Born in 1947, Hameedi lived for many years in the United States before returning to Afghanistan in 2006 and being appointed to his post by Karzai.
He escaped an attack on his car in 2009, though his last two deputy mayors were both shot dead in 2010, and the Kandahar province police chief and the province’s deputy governor have also been killed this year.
The assassination of Wali Karzai, known as AWK, was predicted to trigger a turf war for control of southern Afghanistan that could reverse recent security gains made by the US-led military coalition.
Wali Karzai maintained an uneasy alliance with US forces thanks to his anti-Taliban credentials, but he was also accused of being a corrupt authoritarian who controlled a private militia.
He was killed on July 12 by a long-time friend and head of his personal protection force, creating deep uncertainty over the future security of the province as the United States begins its first troop withdrawals.
Wali Karzai’s death was followed a few days later by the assassination of a senior adviser to the Afghan president in Kabul.
Jan Mohammad Khan, the former governor of southern Uruzgan province and a key Karzai ally, was killed in a gun attack on his home in the capital.
The Taliban claimed responsibility but the government has not identified the killers, calling them only “enemies of Afghanistan” in a reference to insurgents.
Nato troops mounted a campaign last year for control of Kandahar city, the second largest in Afghanistan.
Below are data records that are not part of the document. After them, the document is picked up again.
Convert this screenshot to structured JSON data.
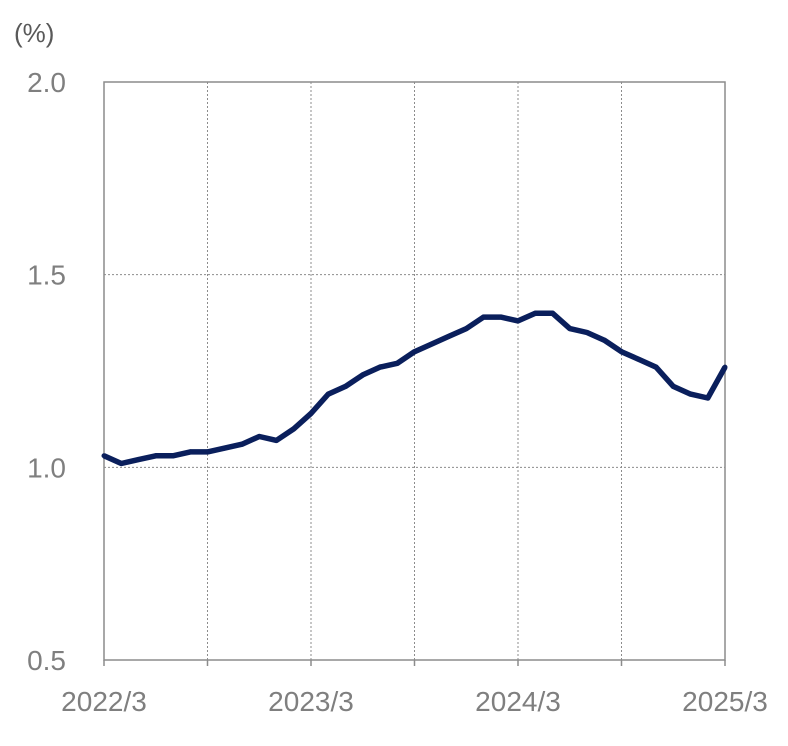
{
  "chart_data": {
    "type": "line",
    "title": "",
    "xlabel": "",
    "ylabel": "(%)",
    "ylim": [
      0.5,
      2.0
    ],
    "y_ticks": [
      "2.0",
      "1.5",
      "1.0",
      "0.5"
    ],
    "x_ticks": [
      "2022/3",
      "2023/3",
      "2024/3",
      "2025/3"
    ],
    "grid": true,
    "x": [
      "2022/3",
      "2022/4",
      "2022/5",
      "2022/6",
      "2022/7",
      "2022/8",
      "2022/9",
      "2022/10",
      "2022/11",
      "2022/12",
      "2023/1",
      "2023/2",
      "2023/3",
      "2023/4",
      "2023/5",
      "2023/6",
      "2023/7",
      "2023/8",
      "2023/9",
      "2023/10",
      "2023/11",
      "2023/12",
      "2024/1",
      "2024/2",
      "2024/3",
      "2024/4",
      "2024/5",
      "2024/6",
      "2024/7",
      "2024/8",
      "2024/9",
      "2024/10",
      "2024/11",
      "2024/12",
      "2025/1",
      "2025/2",
      "2025/3"
    ],
    "series": [
      {
        "color": "#0a1f5c",
        "values": [
          1.03,
          1.01,
          1.02,
          1.03,
          1.03,
          1.04,
          1.04,
          1.05,
          1.06,
          1.08,
          1.07,
          1.1,
          1.14,
          1.19,
          1.21,
          1.24,
          1.26,
          1.27,
          1.3,
          1.32,
          1.34,
          1.36,
          1.39,
          1.39,
          1.38,
          1.4,
          1.4,
          1.36,
          1.35,
          1.33,
          1.3,
          1.28,
          1.26,
          1.21,
          1.19,
          1.18,
          1.26
        ]
      }
    ]
  }
}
Although US commanders say progress has been made across the province, they admit they are far from defeating the insurgency.
The latest in the series of killings comes after the first phase of security transitions from foreign to local forces’ control.
Seven parts of the country were ceremonially handed over to Afghan forces last week, although Nato officials say it will be up to two years before each area will assume full control for security and governance.
Critics have said the process is premature because Afghan forces are not ready to hold off the Taliban, and they say it is motivated by a political timetable as coalition nations start to bring some of their troops home.
All Western combat troops are due to leave by the end of 2014.